Coddling Our Adversaries, Persecuting Our Friends
This article is from the archive of The New York Sun before the launch of its new website in 2022. The Sun has neither altered nor updated such articles but will seek to correct any errors, mis-categorizations or other problems introduced during transfer.

Published reports indicate that the World Trade Organization has ruled in favor of a European Union complaint against America over tax subsidies to American corporations. At the same time, Iran has told both the E.U. and America that diplomatic efforts to stop its nuclear development are useless. We use sticks to discipline our friends and carrots to entice our adversaries.
Founded in 1995 to promote international trade, the WTO is the forum where friends complain about one another and threaten legal sanctions. Its 148 member nations include practically all of the major world economies, and a great many lesser ones. The WTO has become so declasse that even Cuba is a member, and even Iran and Libya seek membership. Member nations of this treaty organization agree to various principles of trade as well as dispute resolution mechanisms. Each year, the WTO receives about two dozen formal complaints, several of which are aimed at America.
In 2001 and 2002, in response to a 1997 E.U. complaint, the WTO ruled that America unlawfully used tax preferences to subsidize exports of “foreign sales corporations.” Rather than ignore the WTO ruling, Congress passed the 2004 JOBS Act, part of which repealed the tax preferences for exports, despite widespread political reservations. The E.U. was not satisfied, and earlier this year complained to the WTO that the 2004 JOBS Act was inadequate in repealing tax preferences, some of which allegedly persist for a few years.
Over the past decade, the WTO has heard vitriolic trade disputes among America, the E.U., and their major trading partners. American complaints include allegations of European subsidies of Airbus. European complaints range from unfair tax subsidies for large corporations to the absurdities of American anti-dumping laws. Most of our other major trading partners – Canada, Japan, and Mexico – have also filed formal complaints at the WTO against us. At times, we have reciprocated.

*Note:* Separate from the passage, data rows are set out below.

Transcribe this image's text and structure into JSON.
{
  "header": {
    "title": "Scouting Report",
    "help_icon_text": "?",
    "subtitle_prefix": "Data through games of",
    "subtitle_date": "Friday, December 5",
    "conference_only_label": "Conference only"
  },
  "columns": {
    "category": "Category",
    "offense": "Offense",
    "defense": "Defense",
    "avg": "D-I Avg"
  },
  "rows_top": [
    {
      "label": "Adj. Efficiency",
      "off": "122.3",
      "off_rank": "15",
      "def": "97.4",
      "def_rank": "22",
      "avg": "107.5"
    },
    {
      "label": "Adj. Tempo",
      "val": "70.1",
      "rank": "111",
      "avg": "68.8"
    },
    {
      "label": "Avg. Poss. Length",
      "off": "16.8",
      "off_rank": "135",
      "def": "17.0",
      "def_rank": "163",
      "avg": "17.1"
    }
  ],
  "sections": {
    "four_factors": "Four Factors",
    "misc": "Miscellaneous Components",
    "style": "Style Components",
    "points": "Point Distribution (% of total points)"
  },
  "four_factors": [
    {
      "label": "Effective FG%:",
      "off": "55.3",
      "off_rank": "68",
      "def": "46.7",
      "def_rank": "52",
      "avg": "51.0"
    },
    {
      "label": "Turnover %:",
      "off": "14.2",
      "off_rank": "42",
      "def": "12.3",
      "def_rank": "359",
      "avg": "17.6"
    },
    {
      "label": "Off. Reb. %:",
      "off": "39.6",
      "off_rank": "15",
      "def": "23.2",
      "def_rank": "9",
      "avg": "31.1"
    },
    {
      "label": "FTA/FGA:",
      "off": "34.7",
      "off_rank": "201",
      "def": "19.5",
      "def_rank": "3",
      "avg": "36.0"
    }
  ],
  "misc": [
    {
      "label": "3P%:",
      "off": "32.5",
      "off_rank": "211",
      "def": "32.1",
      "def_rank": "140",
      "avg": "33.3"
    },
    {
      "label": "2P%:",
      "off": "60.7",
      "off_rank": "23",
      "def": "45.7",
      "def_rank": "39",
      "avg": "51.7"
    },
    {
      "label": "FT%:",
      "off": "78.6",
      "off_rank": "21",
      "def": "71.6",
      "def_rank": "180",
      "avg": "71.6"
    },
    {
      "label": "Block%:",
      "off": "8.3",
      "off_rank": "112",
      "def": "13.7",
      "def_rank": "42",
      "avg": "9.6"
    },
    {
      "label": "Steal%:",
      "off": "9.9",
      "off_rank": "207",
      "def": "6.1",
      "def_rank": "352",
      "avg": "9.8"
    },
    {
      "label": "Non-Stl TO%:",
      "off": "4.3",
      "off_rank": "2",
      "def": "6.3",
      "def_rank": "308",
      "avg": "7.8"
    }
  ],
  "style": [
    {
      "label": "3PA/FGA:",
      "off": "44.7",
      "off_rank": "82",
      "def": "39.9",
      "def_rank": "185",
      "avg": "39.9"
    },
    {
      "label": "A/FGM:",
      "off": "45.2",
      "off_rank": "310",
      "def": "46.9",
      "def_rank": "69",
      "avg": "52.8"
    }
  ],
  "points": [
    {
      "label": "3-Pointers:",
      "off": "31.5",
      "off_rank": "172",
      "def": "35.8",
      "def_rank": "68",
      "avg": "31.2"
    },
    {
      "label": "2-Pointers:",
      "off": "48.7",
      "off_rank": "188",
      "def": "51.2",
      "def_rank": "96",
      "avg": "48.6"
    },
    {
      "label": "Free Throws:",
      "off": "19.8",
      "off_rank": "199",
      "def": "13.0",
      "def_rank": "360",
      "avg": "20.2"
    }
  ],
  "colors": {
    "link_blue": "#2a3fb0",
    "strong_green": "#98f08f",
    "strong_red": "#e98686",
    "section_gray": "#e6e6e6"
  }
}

Our government invests substantial resources principally through the U.S. Trade Representative’s Office in the WTO and its processes. So, too, do our friends, most of our major trading partners. The WTO has become the equivalent of an international court where America and its friends litigate trade disputes. More amazingly, countries change laws to comply with WTO decisions. The litigation is costly, and complying with WTO decisions even more costly.
While America and Europe snipe, other countries flout the very foundation of international law. Brazil recently threatened to break the patent for the AIDS medication Kaletra unless Abbott Laboratories made concessions. In confronting Brazil, a country with a poor history of protecting intellectual property, Abbott took the unprincipled but seemingly rational position of negotiating a deal. Now that Brazil has demonstrated that Abbott and other pharmaceutical companies can be bullied, other countries will be emboldened to follow suit.
Iran and North Korea flaunt their development of nuclear technology. Other nations watch in horror, but do nothing to threaten these countries financially or legally, much less militarily. Indeed, many nations suggest negotiations with rogue states and offer rewards for changing behavior. Perversely, this negotiation strategy merely encourages countries to become rogue states for the very purpose of obtaining these rewards.
Our trade representative publishes annual reports on the unlawful trade practices of various countries. This year, USTR has particularly harsh assessments of the trade practices of China, Paraguay, and Ukraine. China has been singled out in previous years for unlawful trade practices, particularly related to the absence of intellectual property protection. Although China is one of our major trading partners, we have not used the offices of the WTO to litigate our complaints, except in the narrow instance of value-added taxes on integrated circuit boards. Instead, we have the USTR prepare reports that publicly decry the trade practices of China while simultaneously praising them. The problems with their trade practices have not diminished.
Diplomacy may not permit inflexible stances toward petty tyrants armed with nuclear weapons. But if we can find it proper to take our closest allies to court and litigate the most detailed and arcane of issues, surely we can take harder stances against those who have yet to become our closest friends.